Segurança pública. Policiais fazem presença neste tempo, mas desaparecem no dia a dia. Fato. Mas, mais uma vez: segurança também é preciso em tempo de carnaval e no dia a dia, os índices de assaltos, homicídios e outros absurdos falam por si, diariamente, sem que o constraste do carnaval, faça da morte de inocentes mais ou menos inaceitável.
No final, “on fire”, Rachel vira uma metralhadora de argumentos infundados. O governo gasta com curetagem de meninas grávidas, com o socorro de bêbados, com indenizações de acidentados e com tantas outras coisas por um motivo muito mas muito maior do que o carnaval: a cultura.
Não.. não cultura no sentido, festas populares, folclore. Cultura no sentido, noção, hábito, conduta do cidadão. Não vou dizer que isso é habito de todo brasileiro. Generalizar é tão superficial quanto culpar o governo por tudo. Mas que boa parte do povo ESCOLHE beber, engravidar, e se acidentar, ele o faz.
Não acho que a jornalista está errada nem em abrir a boca pra falar, nem em pontuar alguns problemas que são reais, nem em cobrar mudanças por meio da sua manifestação. O problema é o direcionamento da crítica.
O Carnaval é só mais uma festa. Quem faz m*** é o povo nas suas más escolhas. O governo tem suas falhas? Tem. Mas o Carnaval continua sendo só mais uma festa, e uma festa que ninguém enfiou guela a baixo do cidadão, votante e contribuinte.
Espero não gerar gastos para o governo como teme a jornalista, mas enquanto houver folga, estou aproveitando o carnaval. E no dia que houver segurança, saúde pública, boa música, e pão na mesa do pobre todo santo dia, quem sabe Sherazade aproveita também. Ela tem cara de que já curtiu carnaval.. “mas isso foi nos tempos de outrora”.
COMENTÁRIO CRETINO:
ResponderExcluir"Ah, mas diz ai: ela é gatinha"
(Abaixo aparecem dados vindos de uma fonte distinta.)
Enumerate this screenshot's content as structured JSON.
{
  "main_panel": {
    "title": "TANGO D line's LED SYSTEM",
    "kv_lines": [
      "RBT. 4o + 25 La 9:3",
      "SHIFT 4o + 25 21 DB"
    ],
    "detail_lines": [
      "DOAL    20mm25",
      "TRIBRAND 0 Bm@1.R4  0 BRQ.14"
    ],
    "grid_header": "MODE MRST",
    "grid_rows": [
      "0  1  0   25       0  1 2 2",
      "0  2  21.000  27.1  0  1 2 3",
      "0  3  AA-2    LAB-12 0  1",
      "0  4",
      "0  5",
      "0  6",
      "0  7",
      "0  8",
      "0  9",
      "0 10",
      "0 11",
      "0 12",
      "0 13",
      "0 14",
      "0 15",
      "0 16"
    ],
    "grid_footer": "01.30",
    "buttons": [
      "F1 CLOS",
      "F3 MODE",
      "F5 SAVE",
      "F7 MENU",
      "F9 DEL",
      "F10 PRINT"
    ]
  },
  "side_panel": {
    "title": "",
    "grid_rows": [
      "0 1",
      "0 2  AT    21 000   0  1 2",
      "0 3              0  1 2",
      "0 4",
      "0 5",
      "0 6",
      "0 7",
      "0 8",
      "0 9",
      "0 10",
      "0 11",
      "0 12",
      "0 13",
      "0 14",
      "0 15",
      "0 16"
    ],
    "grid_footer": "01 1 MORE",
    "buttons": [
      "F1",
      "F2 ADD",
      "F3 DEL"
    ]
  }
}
Whatever... Você podia postar o vídeo dela no post. Eu concordo quando você diz que os argumentos dela são superficiais. Ela simplesmente falou o que todo mundo já sabe. Não é a toa que o vídeo dela recebeu um bocado de jóinhas no Youtube.
Ela diz que o carnaval não é uma festa "genuinamente brasileira". Eu me pergunto: e daí?
Eu concordo contigo quando tu finaliza dizendo que o carnaval no final das contas é apenas uma festa e que não adianta apontar falhas do governo ou se utilizar do Wikipédia para afirmar algo que já sabemos. No final, o carnaval será apenas mais uma festa.
Publica mais texto. Tá chupchura!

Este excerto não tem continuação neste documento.